Floridians’ consumer sentiment ticked up another half point to 97.8 in January – the highest reading since March 2002.
GAINESVILLE, FL – February 1, 2017 – Floridians’ consumer sentiment ticked up another half point to 97.8 in January – the highest reading since March 2002. It’s an increase from the 97.3 logged in December, according to the latest University of Florida (UF) consumer survey.
Florida’s upward trend also tracks the national figures released last week by the University of Michigan, with the national consumer sentiment index at the highest level since February 2004.
Of the five components that make up the Florida index, three increased and two decreased.
Perceptions of one’s personal financial situation now compared with a year ago showed the greatest increase, rising 5.4 points from 82.8 to 88.2. With the exception of those 60 and older, all Floridians shares this view.

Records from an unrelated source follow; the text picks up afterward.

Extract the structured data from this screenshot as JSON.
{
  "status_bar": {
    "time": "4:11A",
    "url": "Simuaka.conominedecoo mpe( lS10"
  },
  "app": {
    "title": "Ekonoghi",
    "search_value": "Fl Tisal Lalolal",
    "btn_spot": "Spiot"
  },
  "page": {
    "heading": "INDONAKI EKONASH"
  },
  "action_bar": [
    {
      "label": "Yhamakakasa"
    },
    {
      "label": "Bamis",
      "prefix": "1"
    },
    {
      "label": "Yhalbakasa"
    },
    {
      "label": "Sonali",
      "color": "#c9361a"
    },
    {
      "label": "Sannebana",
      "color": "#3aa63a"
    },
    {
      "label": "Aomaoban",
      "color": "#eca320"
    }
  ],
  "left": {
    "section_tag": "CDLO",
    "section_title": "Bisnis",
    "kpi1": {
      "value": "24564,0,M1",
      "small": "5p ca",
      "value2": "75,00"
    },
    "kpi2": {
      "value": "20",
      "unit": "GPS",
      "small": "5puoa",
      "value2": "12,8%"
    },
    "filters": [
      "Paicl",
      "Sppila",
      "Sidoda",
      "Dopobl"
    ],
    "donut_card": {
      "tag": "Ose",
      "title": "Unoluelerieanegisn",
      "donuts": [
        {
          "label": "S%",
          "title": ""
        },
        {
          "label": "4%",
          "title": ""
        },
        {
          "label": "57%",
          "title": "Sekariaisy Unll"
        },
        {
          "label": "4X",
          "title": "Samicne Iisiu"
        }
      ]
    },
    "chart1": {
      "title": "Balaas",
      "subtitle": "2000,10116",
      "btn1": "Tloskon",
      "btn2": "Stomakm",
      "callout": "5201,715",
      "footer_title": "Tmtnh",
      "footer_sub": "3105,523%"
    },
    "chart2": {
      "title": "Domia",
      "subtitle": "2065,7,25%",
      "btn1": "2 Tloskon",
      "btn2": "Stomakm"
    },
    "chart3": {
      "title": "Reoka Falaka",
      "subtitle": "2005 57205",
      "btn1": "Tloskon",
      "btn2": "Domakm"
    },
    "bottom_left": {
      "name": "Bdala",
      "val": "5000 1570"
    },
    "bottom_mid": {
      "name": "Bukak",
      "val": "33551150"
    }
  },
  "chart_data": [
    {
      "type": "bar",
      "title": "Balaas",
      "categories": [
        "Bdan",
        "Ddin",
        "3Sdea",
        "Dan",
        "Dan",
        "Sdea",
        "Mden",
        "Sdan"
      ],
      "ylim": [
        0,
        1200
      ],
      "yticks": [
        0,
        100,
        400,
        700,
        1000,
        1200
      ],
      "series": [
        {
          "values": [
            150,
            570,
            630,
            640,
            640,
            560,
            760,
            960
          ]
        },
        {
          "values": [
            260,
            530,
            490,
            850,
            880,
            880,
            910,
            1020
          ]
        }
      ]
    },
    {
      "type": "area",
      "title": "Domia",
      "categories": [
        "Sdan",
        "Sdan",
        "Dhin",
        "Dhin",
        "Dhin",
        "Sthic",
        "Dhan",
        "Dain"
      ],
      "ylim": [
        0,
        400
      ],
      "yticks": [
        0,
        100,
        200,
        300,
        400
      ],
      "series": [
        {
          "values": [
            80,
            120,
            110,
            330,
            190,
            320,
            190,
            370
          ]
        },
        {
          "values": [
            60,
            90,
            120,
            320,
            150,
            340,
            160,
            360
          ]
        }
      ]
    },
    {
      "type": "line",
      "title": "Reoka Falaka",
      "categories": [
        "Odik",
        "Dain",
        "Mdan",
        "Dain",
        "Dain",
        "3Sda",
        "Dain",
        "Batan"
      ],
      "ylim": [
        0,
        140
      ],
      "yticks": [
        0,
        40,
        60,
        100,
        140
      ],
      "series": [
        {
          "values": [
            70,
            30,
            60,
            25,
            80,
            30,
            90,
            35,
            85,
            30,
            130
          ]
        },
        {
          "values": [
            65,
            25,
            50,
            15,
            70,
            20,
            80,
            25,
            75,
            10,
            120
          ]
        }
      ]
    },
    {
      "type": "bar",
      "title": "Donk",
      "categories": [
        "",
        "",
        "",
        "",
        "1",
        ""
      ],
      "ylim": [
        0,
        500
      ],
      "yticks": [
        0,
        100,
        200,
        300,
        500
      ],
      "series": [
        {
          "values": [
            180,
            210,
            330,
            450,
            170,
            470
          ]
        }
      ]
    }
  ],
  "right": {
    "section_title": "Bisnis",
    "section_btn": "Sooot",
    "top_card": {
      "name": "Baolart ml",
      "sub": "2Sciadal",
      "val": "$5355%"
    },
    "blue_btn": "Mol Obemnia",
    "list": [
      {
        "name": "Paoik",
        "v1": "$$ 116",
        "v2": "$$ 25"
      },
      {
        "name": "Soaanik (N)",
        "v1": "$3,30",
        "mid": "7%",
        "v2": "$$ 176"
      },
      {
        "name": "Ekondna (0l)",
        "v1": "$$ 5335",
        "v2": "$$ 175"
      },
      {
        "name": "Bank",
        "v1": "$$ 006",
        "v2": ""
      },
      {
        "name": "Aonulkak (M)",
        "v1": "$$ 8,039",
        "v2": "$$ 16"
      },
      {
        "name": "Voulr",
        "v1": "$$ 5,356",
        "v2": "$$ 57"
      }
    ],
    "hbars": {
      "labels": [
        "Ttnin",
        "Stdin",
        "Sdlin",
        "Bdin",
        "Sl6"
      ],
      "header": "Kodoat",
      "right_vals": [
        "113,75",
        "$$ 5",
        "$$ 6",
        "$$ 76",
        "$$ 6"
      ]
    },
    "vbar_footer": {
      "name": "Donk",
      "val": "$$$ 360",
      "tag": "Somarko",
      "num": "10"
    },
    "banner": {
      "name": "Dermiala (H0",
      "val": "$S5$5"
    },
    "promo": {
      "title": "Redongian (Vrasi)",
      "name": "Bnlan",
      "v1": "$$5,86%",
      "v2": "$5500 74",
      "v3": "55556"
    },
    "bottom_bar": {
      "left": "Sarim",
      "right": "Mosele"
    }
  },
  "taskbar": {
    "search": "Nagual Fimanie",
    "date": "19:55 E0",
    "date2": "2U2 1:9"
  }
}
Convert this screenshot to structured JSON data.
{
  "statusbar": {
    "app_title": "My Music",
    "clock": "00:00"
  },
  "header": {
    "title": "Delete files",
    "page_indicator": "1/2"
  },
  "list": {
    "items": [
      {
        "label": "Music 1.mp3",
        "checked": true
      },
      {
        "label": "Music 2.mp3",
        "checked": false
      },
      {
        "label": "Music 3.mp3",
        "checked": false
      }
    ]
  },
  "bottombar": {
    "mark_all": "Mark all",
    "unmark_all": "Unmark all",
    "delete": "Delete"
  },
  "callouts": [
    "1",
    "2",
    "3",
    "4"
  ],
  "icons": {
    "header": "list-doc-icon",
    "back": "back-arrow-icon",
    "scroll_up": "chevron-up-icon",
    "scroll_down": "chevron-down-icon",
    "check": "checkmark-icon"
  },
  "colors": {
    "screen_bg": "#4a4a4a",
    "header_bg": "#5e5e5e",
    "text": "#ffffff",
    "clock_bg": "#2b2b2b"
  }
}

Opinions as to whether it’s a good time to buy a big-ticket household item, such as an appliance, increased slightly from 101.2 to 102.3.
“Perceptions of current conditions improved among Floridians in the last month, as a result of the positive economic picture that prevailed in the state during the last year,” says Hector H. Sandoval, director of the Economic Analysis Program at UF’s Bureau of Economic and Business Research. “The recent surge in the level of confidence comes from perceptions and expectations about Floridians’ individual financial situations.”
And many Floridians expect their personal finances to continue to improve. Expectations of personal finances a year from now rose 2.5 points, from 103.9 to 106.4.
However, views on the future of the national economy were gloomier: Expectations of U.S. economic conditions over the next year dropped 3.3 points, from 99.9 to 96.6, while anticipated U.S. economic conditions over the next five years decreased 2.7 points from 98.5 to 95.8.
Economic data in Florida continues to be generally positive. Although the December unemployment rate in Florida remained at 4.9 percent, the number of jobs added last year statewide was 251,400 – a 3.1 percent increase year-to-year. The industry sector gaining most jobs was leisure and hospitality, followed by education and health services, then professional and business services.
“There is no doubt that the state’s economy is in better shape than it was several years ago,” Sandoval says. “However, both short- and long-run expectations about the national economic situation are pessimistic, particularly over the next year. These negative expectations are shared by most Floridians but are strongest among those with incomes under $50,000.”
Sandoval thinks the diminished national expectations may reflect uncertainty associated with upcoming economic policy changes under the new U.S. administration. “The next few months will be key to understanding these changes and assessing their potential impact on the economy,” he adds.
Conducted Jan. 1-26, the UF study reflects the responses of 449 individuals reached on cellphones, representing a demographic cross section of Florida. The index used by UF researchers is benchmarked to 1966, which means a value of 100 represents the same level of confidence for that year. The lowest index possible is a 2, the highest is 150.